STEM CELL GROWTH AND DIFFERENTIATION IN HYDRA ATTENUATA. II. REGULATION OF NERVE AND NEMATOCYTE DIFFERENTIATION IN MULTICLONE AGGREGATES.
In: Journal of Cell Science, Vol. 38: pp. 171-179
The differentiation of nerve cells and nematocytes from interstitial stem cells in Hydra has been investigated under conditions of changing stem cell density. Interstitial stem cells were cultured in a feeder layer system consisting of aggregates of nitrogen mustard-inactivated tissue. The aggregates were seeded with varying numbers of stem cells from 10 to 400 per aggregate; between 4 and 7 days later the rates of nerve and nematocyte differentiation were measured. Nerve differentiation was scored by labelling the stem cell population with [3H]-thymidine and counting nests of 4 proliferating nematoblasts. In both cases the numbers of differentiating cells were normalized to the size of the stem cell population. The results indicate that the rate of nematocyte differentiation increases as the concentration of stem cells increases in aggregates; under the same conditions the rate of nerve differentiation remains essentially constant.
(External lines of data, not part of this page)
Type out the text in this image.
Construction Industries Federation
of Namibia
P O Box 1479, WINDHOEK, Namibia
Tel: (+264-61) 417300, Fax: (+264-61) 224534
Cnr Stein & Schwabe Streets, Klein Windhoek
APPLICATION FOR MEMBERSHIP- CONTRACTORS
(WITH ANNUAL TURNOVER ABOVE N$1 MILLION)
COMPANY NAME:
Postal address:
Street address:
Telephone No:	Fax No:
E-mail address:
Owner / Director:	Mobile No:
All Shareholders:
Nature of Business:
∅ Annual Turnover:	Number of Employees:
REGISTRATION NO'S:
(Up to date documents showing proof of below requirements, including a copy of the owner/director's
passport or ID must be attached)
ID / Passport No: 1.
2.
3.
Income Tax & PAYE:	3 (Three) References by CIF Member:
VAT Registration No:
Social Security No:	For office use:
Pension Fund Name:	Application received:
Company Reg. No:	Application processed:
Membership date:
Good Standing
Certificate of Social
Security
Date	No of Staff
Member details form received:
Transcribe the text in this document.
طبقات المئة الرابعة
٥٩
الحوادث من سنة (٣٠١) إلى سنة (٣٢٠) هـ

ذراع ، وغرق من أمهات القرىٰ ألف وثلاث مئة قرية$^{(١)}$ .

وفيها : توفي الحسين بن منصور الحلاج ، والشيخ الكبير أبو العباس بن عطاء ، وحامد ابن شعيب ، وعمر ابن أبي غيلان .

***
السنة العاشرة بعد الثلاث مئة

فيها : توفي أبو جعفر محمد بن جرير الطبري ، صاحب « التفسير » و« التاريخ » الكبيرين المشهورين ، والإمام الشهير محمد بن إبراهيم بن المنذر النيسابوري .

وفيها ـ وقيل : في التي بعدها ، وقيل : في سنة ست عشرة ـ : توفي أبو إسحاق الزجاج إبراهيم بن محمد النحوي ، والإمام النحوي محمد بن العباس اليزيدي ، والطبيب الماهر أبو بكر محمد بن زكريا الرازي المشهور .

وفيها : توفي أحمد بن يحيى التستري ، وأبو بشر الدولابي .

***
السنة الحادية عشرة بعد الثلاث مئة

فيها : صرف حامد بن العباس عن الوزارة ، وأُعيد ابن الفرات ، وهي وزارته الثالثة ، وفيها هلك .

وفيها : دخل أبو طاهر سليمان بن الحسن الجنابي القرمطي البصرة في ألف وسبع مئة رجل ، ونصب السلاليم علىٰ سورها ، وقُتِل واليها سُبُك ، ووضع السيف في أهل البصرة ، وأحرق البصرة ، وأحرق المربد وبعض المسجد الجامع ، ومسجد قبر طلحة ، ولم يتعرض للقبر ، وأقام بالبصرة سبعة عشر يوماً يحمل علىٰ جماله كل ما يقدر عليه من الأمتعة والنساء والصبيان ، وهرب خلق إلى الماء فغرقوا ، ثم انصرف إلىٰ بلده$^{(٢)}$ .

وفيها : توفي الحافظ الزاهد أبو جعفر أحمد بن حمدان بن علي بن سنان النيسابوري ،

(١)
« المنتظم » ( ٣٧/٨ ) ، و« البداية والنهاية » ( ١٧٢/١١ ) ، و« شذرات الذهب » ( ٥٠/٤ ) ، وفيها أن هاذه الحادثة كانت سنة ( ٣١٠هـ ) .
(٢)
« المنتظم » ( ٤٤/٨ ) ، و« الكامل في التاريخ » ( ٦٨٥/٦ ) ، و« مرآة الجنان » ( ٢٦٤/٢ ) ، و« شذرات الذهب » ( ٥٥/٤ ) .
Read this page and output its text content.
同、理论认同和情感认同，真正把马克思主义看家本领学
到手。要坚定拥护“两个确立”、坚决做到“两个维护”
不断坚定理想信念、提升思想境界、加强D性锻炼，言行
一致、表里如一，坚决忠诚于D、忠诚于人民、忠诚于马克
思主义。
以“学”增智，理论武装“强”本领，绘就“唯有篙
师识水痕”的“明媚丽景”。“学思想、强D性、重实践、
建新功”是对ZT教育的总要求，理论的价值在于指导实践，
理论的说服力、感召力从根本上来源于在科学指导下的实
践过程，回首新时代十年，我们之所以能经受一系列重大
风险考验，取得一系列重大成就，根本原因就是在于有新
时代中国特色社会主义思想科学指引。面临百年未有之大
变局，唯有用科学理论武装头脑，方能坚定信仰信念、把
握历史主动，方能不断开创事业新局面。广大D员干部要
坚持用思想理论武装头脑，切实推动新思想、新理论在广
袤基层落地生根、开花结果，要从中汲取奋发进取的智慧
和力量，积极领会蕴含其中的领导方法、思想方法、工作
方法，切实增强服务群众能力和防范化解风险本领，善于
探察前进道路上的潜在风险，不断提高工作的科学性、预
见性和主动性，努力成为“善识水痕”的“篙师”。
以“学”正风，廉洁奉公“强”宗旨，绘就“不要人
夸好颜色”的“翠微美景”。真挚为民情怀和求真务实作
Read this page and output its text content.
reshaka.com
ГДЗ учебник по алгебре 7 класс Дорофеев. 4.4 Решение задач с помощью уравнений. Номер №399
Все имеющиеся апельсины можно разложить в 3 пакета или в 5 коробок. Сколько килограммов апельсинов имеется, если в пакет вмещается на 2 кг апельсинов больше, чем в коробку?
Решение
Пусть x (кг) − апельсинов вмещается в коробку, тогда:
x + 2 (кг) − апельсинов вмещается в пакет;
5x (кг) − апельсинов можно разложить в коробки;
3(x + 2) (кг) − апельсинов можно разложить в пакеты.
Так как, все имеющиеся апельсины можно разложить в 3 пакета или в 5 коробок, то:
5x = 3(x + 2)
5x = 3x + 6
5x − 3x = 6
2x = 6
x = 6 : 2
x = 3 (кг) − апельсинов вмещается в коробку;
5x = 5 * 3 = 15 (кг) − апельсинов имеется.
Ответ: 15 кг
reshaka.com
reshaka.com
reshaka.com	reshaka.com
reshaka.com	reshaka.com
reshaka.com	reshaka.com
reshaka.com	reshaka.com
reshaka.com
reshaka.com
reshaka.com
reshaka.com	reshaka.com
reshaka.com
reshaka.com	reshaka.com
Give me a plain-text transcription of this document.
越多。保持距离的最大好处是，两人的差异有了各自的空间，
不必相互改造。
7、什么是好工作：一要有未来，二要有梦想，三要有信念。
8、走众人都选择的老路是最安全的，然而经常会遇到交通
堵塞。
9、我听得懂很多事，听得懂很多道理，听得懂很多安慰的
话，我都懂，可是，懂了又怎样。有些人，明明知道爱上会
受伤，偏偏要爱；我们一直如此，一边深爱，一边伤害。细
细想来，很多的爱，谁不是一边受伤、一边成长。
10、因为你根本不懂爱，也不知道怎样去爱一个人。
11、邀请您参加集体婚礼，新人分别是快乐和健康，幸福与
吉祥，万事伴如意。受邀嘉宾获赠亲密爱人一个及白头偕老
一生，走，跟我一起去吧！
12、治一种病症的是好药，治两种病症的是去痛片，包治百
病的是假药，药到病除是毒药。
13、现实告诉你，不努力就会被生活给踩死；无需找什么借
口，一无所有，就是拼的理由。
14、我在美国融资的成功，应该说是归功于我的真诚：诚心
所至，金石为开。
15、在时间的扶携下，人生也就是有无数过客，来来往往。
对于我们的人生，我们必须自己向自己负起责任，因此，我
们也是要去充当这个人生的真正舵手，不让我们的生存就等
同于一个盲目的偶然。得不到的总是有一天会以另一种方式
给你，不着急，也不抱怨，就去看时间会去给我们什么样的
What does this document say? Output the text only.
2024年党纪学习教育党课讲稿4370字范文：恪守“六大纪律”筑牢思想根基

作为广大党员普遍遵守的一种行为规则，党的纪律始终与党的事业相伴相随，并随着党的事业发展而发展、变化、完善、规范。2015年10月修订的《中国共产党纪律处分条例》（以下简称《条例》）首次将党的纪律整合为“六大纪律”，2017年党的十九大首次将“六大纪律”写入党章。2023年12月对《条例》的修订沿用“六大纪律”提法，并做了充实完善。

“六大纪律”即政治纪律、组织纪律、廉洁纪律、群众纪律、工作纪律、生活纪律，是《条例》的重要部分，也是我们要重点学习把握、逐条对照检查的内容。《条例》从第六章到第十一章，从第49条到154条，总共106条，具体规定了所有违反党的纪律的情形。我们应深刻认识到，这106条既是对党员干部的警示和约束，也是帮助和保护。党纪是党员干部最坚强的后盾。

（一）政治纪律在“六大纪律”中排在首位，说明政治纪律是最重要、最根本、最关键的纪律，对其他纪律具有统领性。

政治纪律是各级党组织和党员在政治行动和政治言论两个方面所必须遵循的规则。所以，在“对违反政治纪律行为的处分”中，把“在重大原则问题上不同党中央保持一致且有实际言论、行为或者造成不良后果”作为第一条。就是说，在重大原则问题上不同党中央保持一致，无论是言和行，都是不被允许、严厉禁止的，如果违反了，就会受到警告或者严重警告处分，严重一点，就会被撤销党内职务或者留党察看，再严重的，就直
To calculate the numbers of stem cells entering each pathway per generation, a computer was programmed to simulate the growth and differentiation of interstitial stem cells. Standard curves were prepared from the simulations relating the rates of nerve and nematocyte differentiation to the fraction of stem cells committed to each pathway per generation. The rates of nerve and nematocyte commitment were then estimated from the experimentally observed rates of differentiation using the standard curves. The results indicate that nerve commitment remains constant at about 0.13 stem cells per generation over a wide range of stem cell concentration. Nematocyte commitment, by comparison, increases from 0.15 to 0.21 stem cells per generation as stem cell concentration increases in aggregates. The fact that the ratio of nerve to nematocyte commitment changes under our conditions suggests that stem cell commitment is not a stochastic process but subject to control by environmental stimuli.